The soldiers of the 4th WIR complained of the cold as soon as they arrived. Coming from a Caribbean climate where temperatures rarely dropped below 20 degrees Celsius, even at night, Gibraltar in late February was a shock. For long periods a ‘cold easterly’ wind accentuated the difference between tropical and temperate climates to men dressed “according to the West India fashion”. Extra clothing was distributed, “to an extent that would have been burthensome to others.”
If the hope had been that African soldiers would prove more robust than their European counterparts in Gibraltar it was quickly dashed. The men fell ill in large numbers, not from fever but from a variety of chest complaints, the most serious of which was consumption, or tuberculosis. On 26 May Major Nixon reported that 74 of the men were sick, while a further 65 were ‘invalids.’ Sixteen soldiers had already died in the 10 weeks since the regiment arrived. Physicians who had served in Gibraltar were well aware of the high incidence of pulmonary complaintsin the garrison. John Hennen, who was stationed in Gibraltar in 1809 and 1810, described “pulmonary affections” as the “true epidemic of the rock.”
By the end of 1817 the impact of the move to Gibraltar on the health of the men of the 4th WIR was becoming clear to all.
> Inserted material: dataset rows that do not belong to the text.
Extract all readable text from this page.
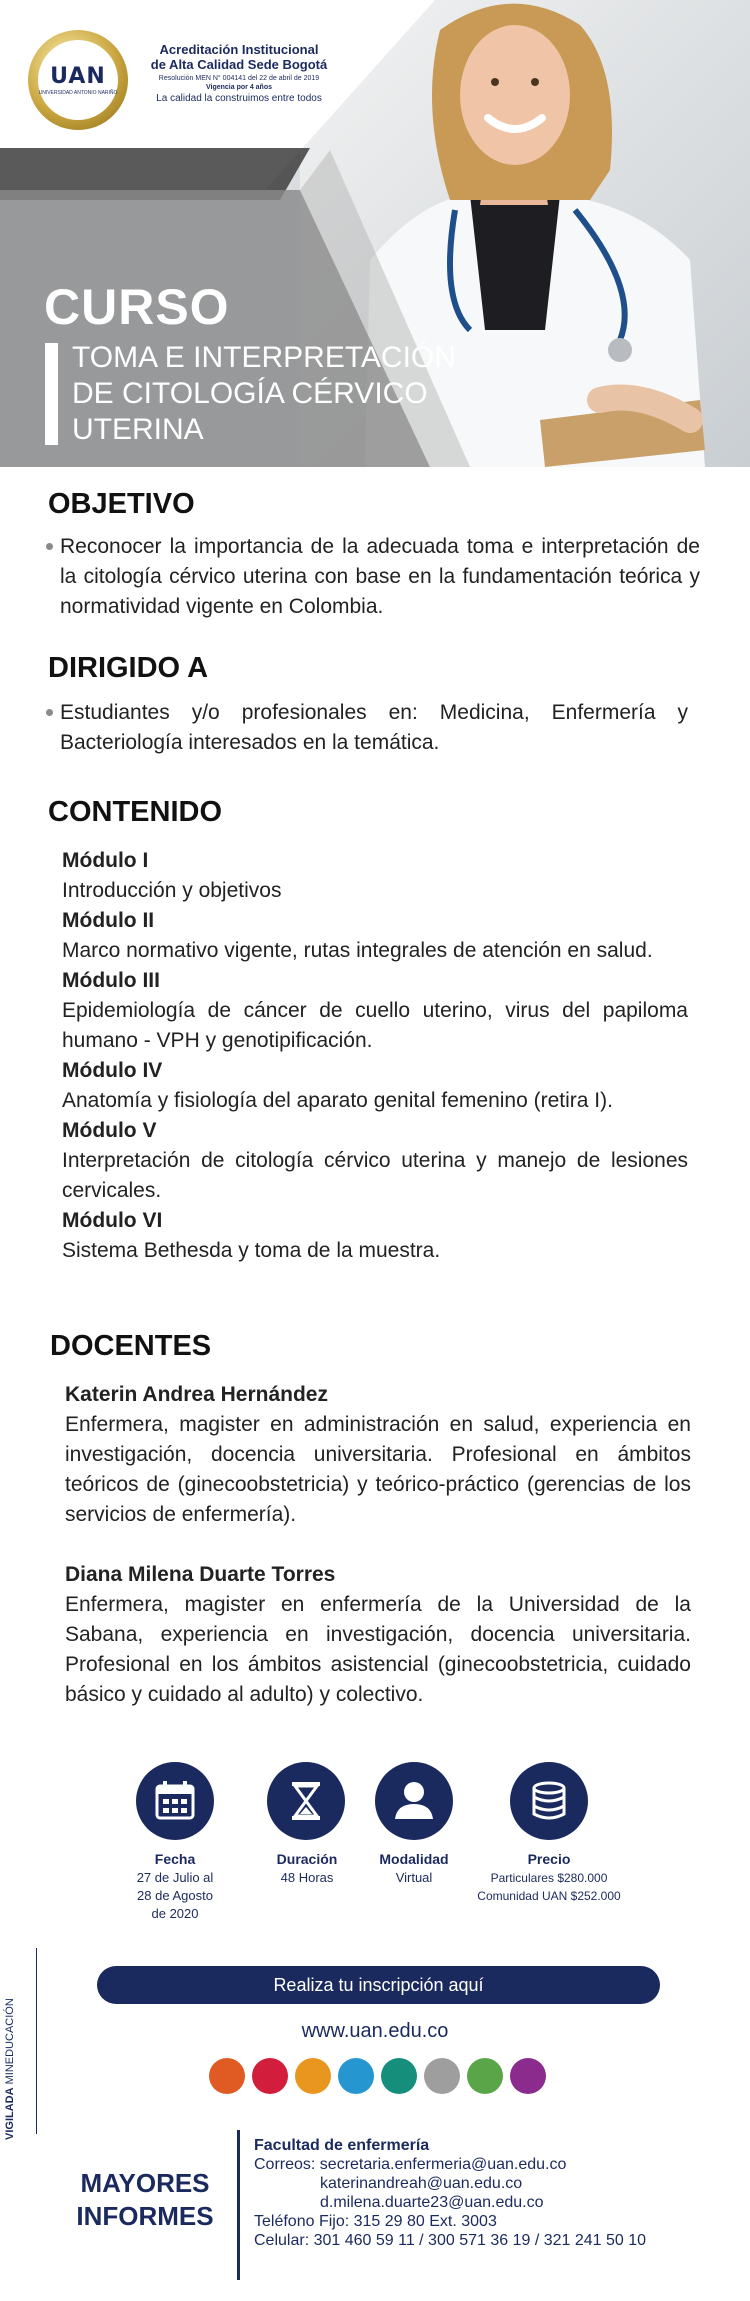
UAN
UNIVERSIDAD ANTONIO NARIÑO
Acreditación Institucional
de Alta Calidad Sede Bogotá
Resolución MEN N° 004141 del 22 de abril de 2019
Vigencia por 4 años
La calidad la construimos entre todos
CURSO
TOMA E INTERPRETACIÓN
DE CITOLOGÍA CÉRVICO
UTERINA
OBJETIVO
Reconocer la importancia de la adecuada toma e interpretación de la citología cérvico uterina con base en la fundamentación teórica y normatividad vigente en Colombia.
DIRIGIDO A
Estudiantes y/o profesionales en: Medicina, Enfermería y Bacteriología interesados en la temática.
CONTENIDO
Módulo I
Introducción y objetivos
Módulo II
Marco normativo vigente, rutas integrales de atención en salud.
Módulo III
Epidemiología de cáncer de cuello uterino, virus del papiloma humano - VPH y genotipificación.
Módulo IV
Anatomía y fisiología del aparato genital femenino (retira I).
Módulo V
Interpretación de citología cérvico uterina y manejo de lesiones cervicales.
Módulo VI
Sistema Bethesda y toma de la muestra.
DOCENTES
Katerin Andrea Hernández
Enfermera, magister en administración en salud, experiencia en investigación, docencia universitaria. Profesional en ámbitos teóricos de (ginecoobstetricia) y teórico-práctico (gerencias de los servicios de enfermería).
Diana Milena Duarte Torres
Enfermera, magister en enfermería de la Universidad de la Sabana, experiencia en investigación, docencia universitaria. Profesional en los ámbitos asistencial (ginecoobstetricia, cuidado básico y cuidado al adulto) y colectivo.
Fecha
27 de Julio al
28 de Agosto
de 2020
Duración
48 Horas
Modalidad
Virtual
Precio
Particulares $280.000
Comunidad UAN $252.000
Realiza tu inscripción aquí
www.uan.edu.co
VIGILADA MINEDUCACIÓN
MAYORES
INFORMES
Facultad de enfermería
Correos: secretaria.enfermeria@uan.edu.co
katerinandreah@uan.edu.co
d.milena.duarte23@uan.edu.co
Teléfono Fijo: 315 29 80 Ext. 3003
Celular: 301 460 59 11 / 300 571 36 19 / 321 241 50 10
The number of sick had declined to 43 but the number of ‘invalids’ – men who would never return to soldiering had climbed to 112. In early January 1818 sixty-seven of these ‘invalids’ boarded a transport ship for Barbados. During 1818 the number of sick gradually declined, but the death toll continued to mount, reaching 75 in December 1817. Most died of lung complaints: tuberculosis spreads easily via coughing in poorly ventilated spaces containing large numbers of people. Gibraltar's barracks easily met this criteria. When the regiment finally left Gibraltar on March 9th 1819, heading for disbandment in Sierra Leone, 120 soldiers had perished. Thirteen sick men were left behind in Gibraltar, to be absorbed into the white regiments when, or if, they recovered.
The Royal Naval Hospital where the sick of the 4th WIR would have been treated.

Rosia Barracks circa 1870's.
There is no memorial to the men of the 4th WIR who served in Gibraltar. The dead might have been buried in Witham’s cemetery, the closest to Rosia Barracks, but there are no gravestones to confirm it. Costly stone memorials would have been far beyond the means of private soldiers. The only evidence the regiment was ever in Gibraltar lies in obscure files in the National Archives in London. Yet the story of the 4th WIR in Gibraltar is a reminder that for most of the nineteenth century black soldiers played a important part in the expansion and defence of the British Empire. The remaining West India Regiments would go on to serve in the West Indies, central and south America and in Africa.

Rosia Barracks and Guardhouse later 19th Century.


A derelict Rosia Barracks circa 1892.
Construction of third level platform at Parson's Lodge 1870's. The by now abandoned Rosia Barracks appears to the extreme right.